We are providing you with a function, int keycheck(char *plain,char *cipher,long key), that
will return nonzero if the 20-bit key specified in key encrypts the cleartext plain[8] into the cipher
cipher[8] (notice that plain text and cipher are both 64 bits, or 8 bytes, long). To use this function,
you should compile your C++ code together with /usr/local/src/deslib.c (use something like
g++ -I/usr/local/src assignment.c /usr/local/src/deslib.c -o assignment.) The function
keycheck is not especially optimized, so on the computers in our cluster it can check about fifty
thousand keys per second (that is why we consider a key space of only a million keys). Before
using keycheck, you should call desinit(0), and when you are done, desdone(). If you cannot
convert the hexadecimal ciphers into arrays of bytes, try to use (repeatedly) something like
scanf(”%2x”,&cipher[i]). The first two alphanumeric characters of the hex numbers should go
into cipher[0]. If you want to read ciphers from stdin, refer to Reading from stdin.
The MPI root node should act as the Master, subdividing the space of keys (the set of numbers between 0 and 2^20 − 1 = 1,048,575) into sections, and giving them out to the other nodes (the Slaves), which then have the task of checking all those keys (since you are putting several Slaves to work on the keys, it would be a waste of time to check the same ones!). If one of the Slaves finds a key to be the correct one, it will return this result to the Master, which will then proclaim victory and stop the computation. If instead a Slave exhausts all the keys that it was given to check without finding the correct one, it will then wait for the Master to give it more keys to process. You should use the MPI message-passing functions to give out keys to the Slaves, and to report back results.
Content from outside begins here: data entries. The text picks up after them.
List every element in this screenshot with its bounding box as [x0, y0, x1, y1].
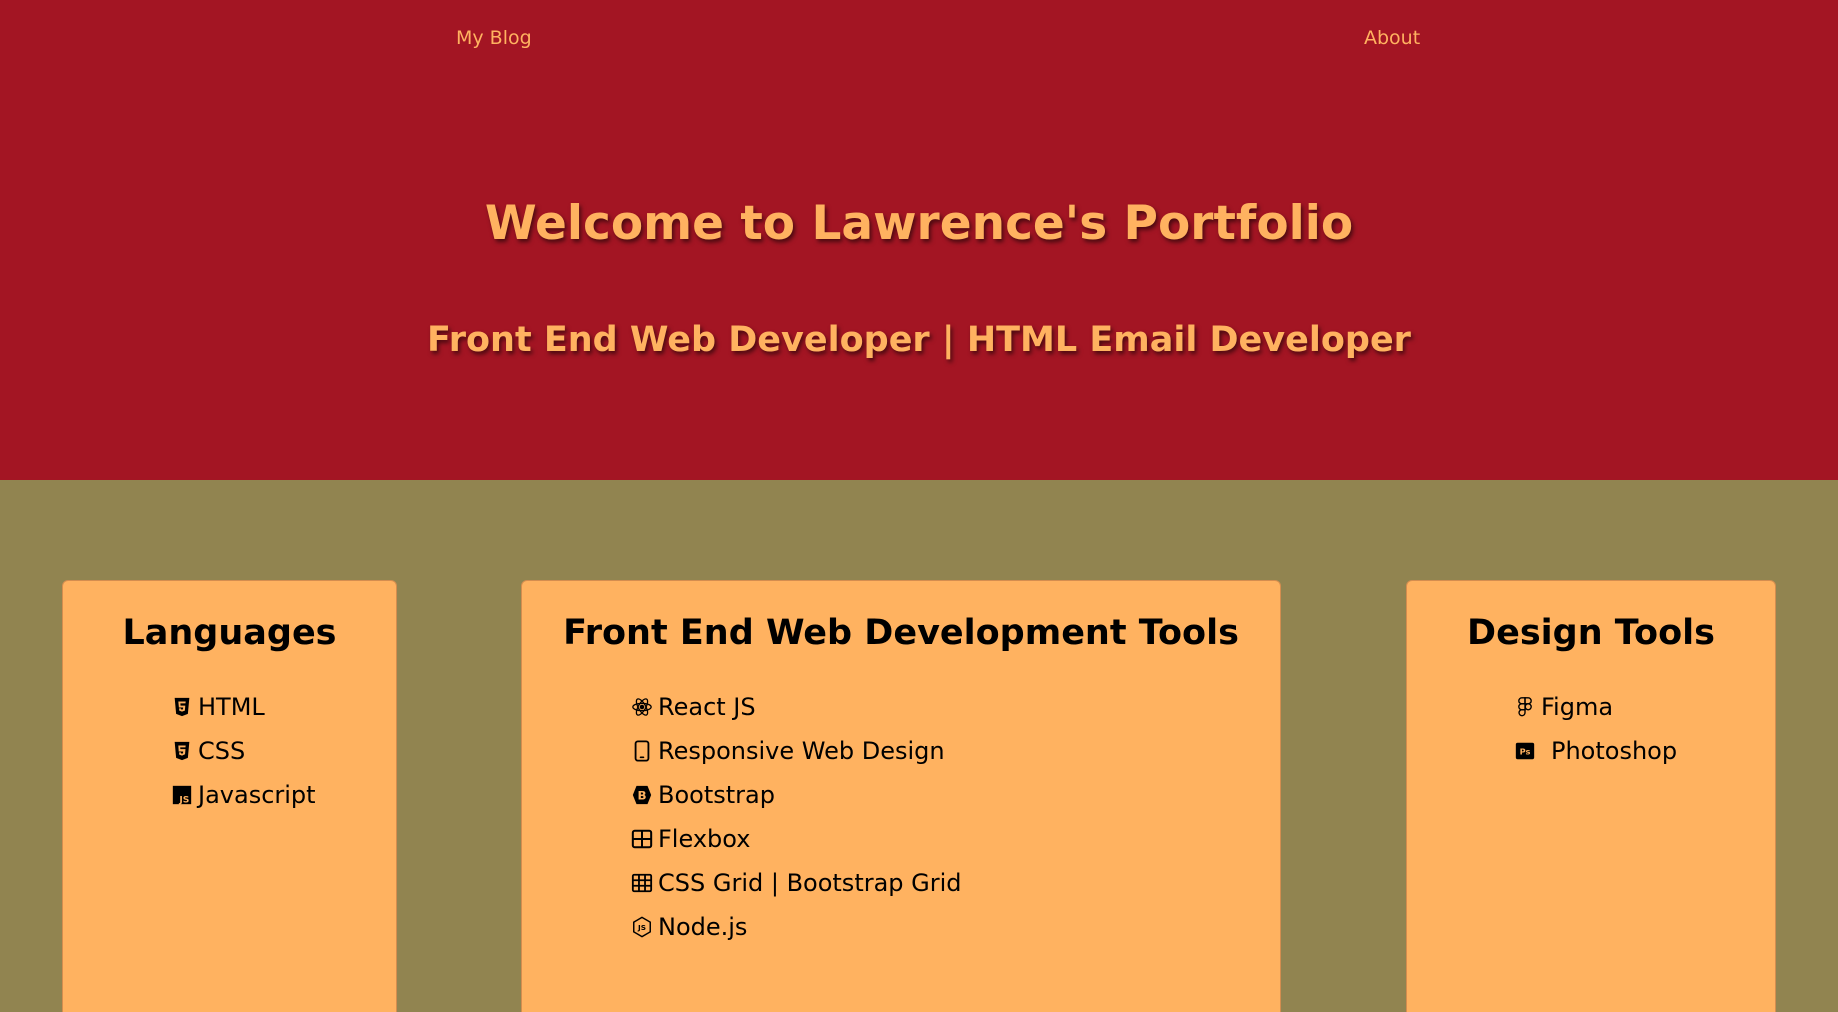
list-item-label: Javascript	[198, 781, 316, 809]
page-subtitle: Front End Web Developer | HTML Email Dev…	[427, 320, 1411, 360]
mobile-phone-icon	[631, 740, 653, 762]
css3-icon	[171, 740, 193, 762]
svg-text:JS: JS	[637, 923, 646, 932]
bootstrap-icon: B	[631, 784, 653, 806]
list-item-label: Bootstrap	[658, 781, 775, 809]
list-item: JS Javascript	[171, 773, 316, 817]
hero-header: My Blog About Welcome to Lawrence's Port…	[0, 0, 1838, 480]
javascript-icon: JS	[171, 784, 193, 806]
nodejs-icon: JS	[631, 916, 653, 938]
list-item-label: Figma	[1541, 693, 1614, 721]
list-item-label: React JS	[658, 693, 756, 721]
photoshop-icon: Ps	[1514, 740, 1536, 762]
page-title: Welcome to Lawrence's Portfolio	[484, 196, 1354, 251]
list-item: CSS	[171, 729, 316, 773]
frontend-tools-card-title: Front End Web Development Tools	[563, 613, 1239, 653]
list-item-label: HTML	[198, 693, 265, 721]
table-grid-icon	[631, 828, 653, 850]
table-cells-icon	[631, 872, 653, 894]
list-item: HTML	[171, 685, 316, 729]
list-item: Ps Photoshop	[1514, 729, 1677, 773]
nav-link-my-blog[interactable]: My Blog	[456, 27, 532, 49]
list-item-label: Flexbox	[658, 825, 751, 853]
nav-link-about[interactable]: About	[1364, 27, 1420, 49]
design-tools-list: Figma Ps Photoshop	[1514, 685, 1677, 773]
design-tools-card: Design Tools Figma Ps Photoshop	[1406, 580, 1776, 1012]
list-item-label: Photoshop	[1551, 737, 1678, 765]
languages-card: Languages HTML CSS JS Javascript	[62, 580, 397, 1012]
list-item-label: CSS Grid | Bootstrap Grid	[658, 869, 962, 897]
react-icon	[631, 696, 653, 718]
svg-text:B: B	[637, 789, 646, 803]
html5-icon	[171, 696, 193, 718]
list-item: B Bootstrap	[631, 773, 962, 817]
svg-text:JS: JS	[178, 794, 189, 805]
list-item: Figma	[1514, 685, 1677, 729]
list-item: CSS Grid | Bootstrap Grid	[631, 861, 962, 905]
list-item: React JS	[631, 685, 962, 729]
list-item-label: Node.js	[658, 913, 748, 941]
list-item: Responsive Web Design	[631, 729, 962, 773]
frontend-tools-list: React JS Responsive Web Design B Bootstr…	[631, 685, 962, 949]
figma-icon	[1514, 696, 1536, 718]
frontend-tools-card: Front End Web Development Tools React JS…	[521, 580, 1281, 1012]
list-item: Flexbox	[631, 817, 962, 861]
list-item-label: CSS	[198, 737, 246, 765]
languages-card-title: Languages	[122, 613, 337, 653]
design-tools-card-title: Design Tools	[1467, 613, 1715, 653]
svg-text:Ps: Ps	[1520, 747, 1531, 757]
skills-section: Languages HTML CSS JS Javascript Front E…	[0, 480, 1838, 1012]
list-item: JS Node.js	[631, 905, 962, 949]
languages-list: HTML CSS JS Javascript	[171, 685, 316, 817]
list-item-label: Responsive Web Design	[658, 737, 945, 765]
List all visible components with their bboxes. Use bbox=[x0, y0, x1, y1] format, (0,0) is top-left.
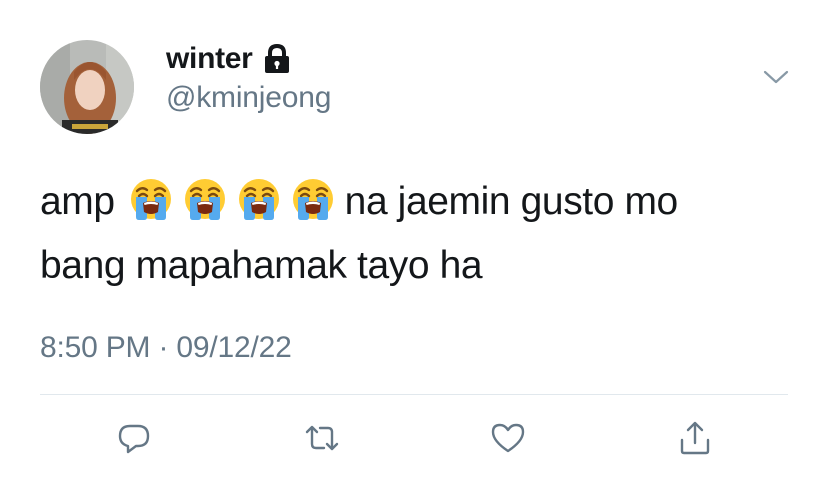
tweet-text-end: na jaemin gusto mo bbox=[344, 180, 679, 223]
tweet-line-2: bang mapahamak tayo ha bbox=[40, 244, 483, 287]
retweet-button[interactable] bbox=[302, 418, 342, 458]
action-bar bbox=[40, 408, 788, 466]
display-name-row: winter bbox=[166, 41, 292, 77]
user-handle[interactable]: @kminjeong bbox=[166, 81, 331, 115]
loudly-crying-face-icon bbox=[183, 177, 227, 221]
display-name[interactable]: winter bbox=[166, 42, 253, 76]
reply-icon bbox=[118, 424, 150, 454]
loudly-crying-face-icon bbox=[129, 177, 173, 221]
loudly-crying-face-icon bbox=[237, 177, 281, 221]
share-button[interactable] bbox=[675, 418, 715, 458]
tweet-line-1: amp na jaemin gusto mo bbox=[40, 170, 800, 234]
lock-icon bbox=[262, 43, 292, 75]
reply-button[interactable] bbox=[114, 418, 154, 458]
tweet-timestamp[interactable]: 8:50 PM · 09/12/22 bbox=[40, 331, 292, 365]
loudly-crying-face-icon bbox=[291, 177, 335, 221]
emoji-group bbox=[129, 177, 335, 221]
retweet-icon bbox=[305, 425, 339, 451]
avatar-image bbox=[40, 40, 134, 134]
tweet-text-start: amp bbox=[40, 180, 115, 223]
tweet-text: amp na jaemin gusto mo bang mapahamak tay… bbox=[40, 170, 800, 298]
like-button[interactable] bbox=[488, 418, 528, 458]
heart-icon bbox=[491, 423, 525, 453]
chevron-down-icon[interactable] bbox=[763, 68, 789, 86]
share-icon bbox=[680, 421, 710, 455]
avatar[interactable] bbox=[40, 40, 134, 134]
divider bbox=[40, 394, 788, 395]
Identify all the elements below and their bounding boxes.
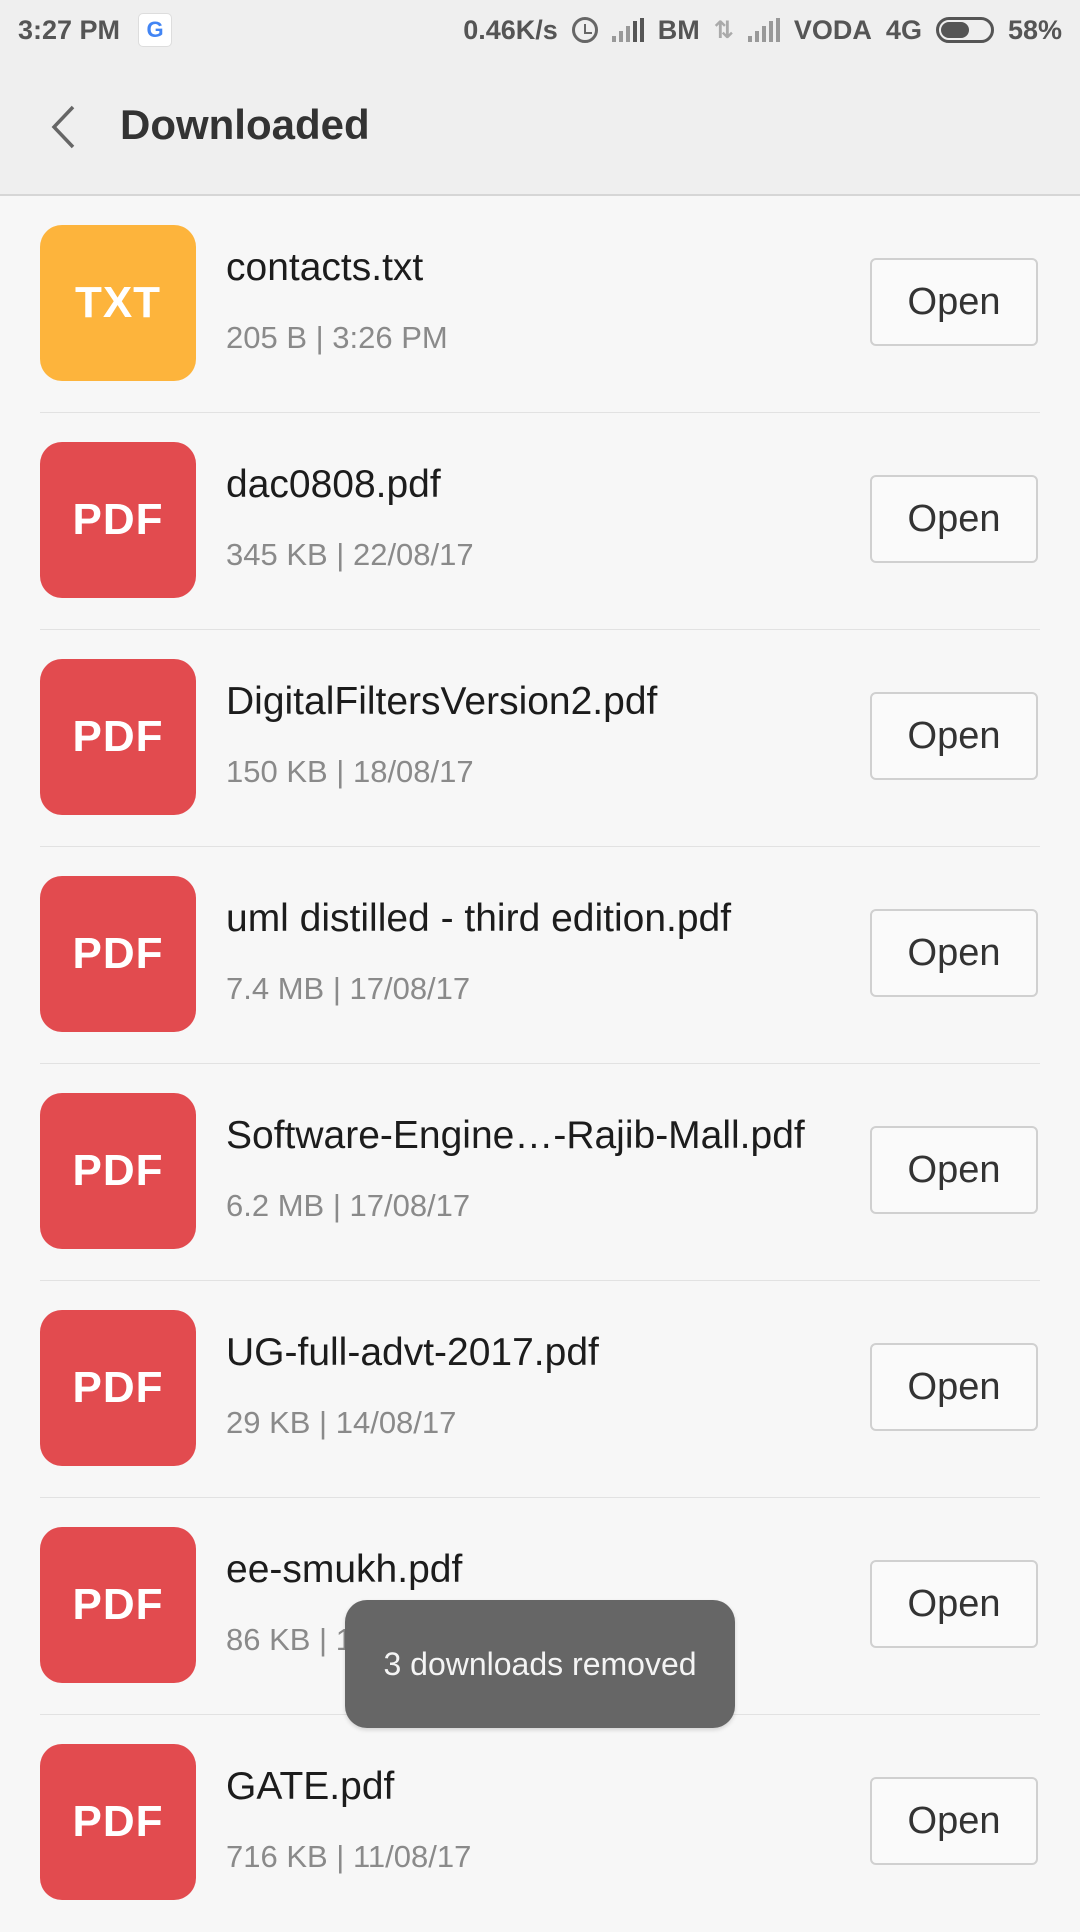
file-name: GATE.pdf bbox=[226, 1765, 395, 1808]
list-item[interactable]: TXT contacts.txt 205 B | 3:26 PM Open bbox=[0, 196, 1080, 413]
back-button[interactable] bbox=[44, 102, 84, 152]
open-button[interactable]: Open bbox=[870, 1126, 1038, 1214]
open-button[interactable]: Open bbox=[870, 1777, 1038, 1865]
file-meta: 6.2 MB | 17/08/17 bbox=[226, 1188, 471, 1223]
file-name: dac0808.pdf bbox=[226, 463, 441, 506]
file-name: DigitalFiltersVersion2.pdf bbox=[226, 680, 658, 723]
sim1-label: BM bbox=[657, 14, 700, 45]
toast-message: 3 downloads removed bbox=[345, 1600, 735, 1728]
page-title: Downloaded bbox=[120, 101, 370, 148]
list-item[interactable]: PDF UG-full-advt-2017.pdf 29 KB | 14/08/… bbox=[0, 1281, 1080, 1498]
file-type-icon: PDF bbox=[40, 1093, 196, 1249]
battery-percent: 58% bbox=[1007, 14, 1062, 45]
list-item[interactable]: PDF dac0808.pdf 345 KB | 22/08/17 Open bbox=[0, 413, 1080, 630]
file-meta: 150 KB | 18/08/17 bbox=[226, 754, 474, 789]
file-meta: 29 KB | 14/08/17 bbox=[226, 1405, 457, 1440]
open-button[interactable]: Open bbox=[870, 692, 1038, 780]
list-item[interactable]: PDF GATE.pdf 716 KB | 11/08/17 Open bbox=[0, 1715, 1080, 1932]
open-button[interactable]: Open bbox=[870, 1560, 1038, 1648]
chevron-left-icon bbox=[51, 105, 75, 149]
status-bar: 3:27 PM G 0.46K/s BM ⇅ VODA 4G 58% bbox=[0, 0, 1080, 60]
sim2-label: VODA bbox=[793, 14, 872, 45]
file-name: UG-full-advt-2017.pdf bbox=[226, 1331, 599, 1374]
file-name: uml distilled - third edition.pdf bbox=[226, 897, 732, 940]
google-icon: G bbox=[138, 13, 173, 47]
signal-icon bbox=[611, 18, 644, 42]
network-speed: 0.46K/s bbox=[463, 14, 558, 45]
file-type-icon: PDF bbox=[40, 1744, 196, 1900]
alarm-icon bbox=[571, 17, 598, 43]
file-name: contacts.txt bbox=[226, 246, 424, 289]
list-item[interactable]: PDF Software-Engine…-Rajib-Mall.pdf 6.2 … bbox=[0, 1064, 1080, 1281]
status-bar-right: 0.46K/s BM ⇅ VODA 4G 58% bbox=[463, 0, 1062, 60]
file-meta: 345 KB | 22/08/17 bbox=[226, 537, 474, 572]
status-bar-left: 3:27 PM G bbox=[18, 0, 173, 60]
list-item[interactable]: PDF uml distilled - third edition.pdf 7.… bbox=[0, 847, 1080, 1064]
list-item[interactable]: PDF DigitalFiltersVersion2.pdf 150 KB | … bbox=[0, 630, 1080, 847]
open-button[interactable]: Open bbox=[870, 475, 1038, 563]
file-meta: 7.4 MB | 17/08/17 bbox=[226, 971, 471, 1006]
file-name: Software-Engine…-Rajib-Mall.pdf bbox=[226, 1114, 805, 1157]
file-type-icon: PDF bbox=[40, 1527, 196, 1683]
file-type-icon: PDF bbox=[40, 442, 196, 598]
open-button[interactable]: Open bbox=[870, 1343, 1038, 1431]
file-type-icon: TXT bbox=[40, 225, 196, 381]
network-type: 4G bbox=[885, 14, 922, 45]
battery-icon bbox=[935, 17, 994, 43]
open-button[interactable]: Open bbox=[870, 258, 1038, 346]
open-button[interactable]: Open bbox=[870, 909, 1038, 997]
file-type-icon: PDF bbox=[40, 876, 196, 1032]
signal-icon-2 bbox=[747, 18, 780, 42]
app-header: Downloaded bbox=[0, 60, 1080, 196]
file-meta: 205 B | 3:26 PM bbox=[226, 320, 448, 355]
data-arrows-icon: ⇅ bbox=[713, 16, 734, 44]
file-type-icon: PDF bbox=[40, 659, 196, 815]
clock: 3:27 PM bbox=[18, 14, 121, 45]
file-type-icon: PDF bbox=[40, 1310, 196, 1466]
file-meta: 716 KB | 11/08/17 bbox=[226, 1839, 472, 1874]
file-name: ee-smukh.pdf bbox=[226, 1548, 463, 1591]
5. Breaking codes, continued. Experiment using 2, 4, and 8 nodes, and use different sizes for the parcels
dispatched to the Slaves for processing. Use several of ciphers provided, and use MPI::Wtime() to measure the time taken to find them. Produce graphs showing how this time scales with the number
of nodes and with the parcel size, and comment on the results. In order for your timing results to be
accurate, make sure that you run in the queuing system (and that everybody else does), so that you
have all the processors to yourself.
6. Breaking codes, randomly. Last, experiment with a different approach, where the Slaves just try random keys (use the random() function from the C standard library) until one of them finds the right one (the Slave will then tell the Master which key is the “winner”, and the Master will stop the computation). Each Slave should be started with a different random number seed, or else they will all be computing the same ’random’ numbers! Of course, the Slaves now run the risk of checking the same key twice! Can you predict what degradation of performance you should expect? What degradation do you observe?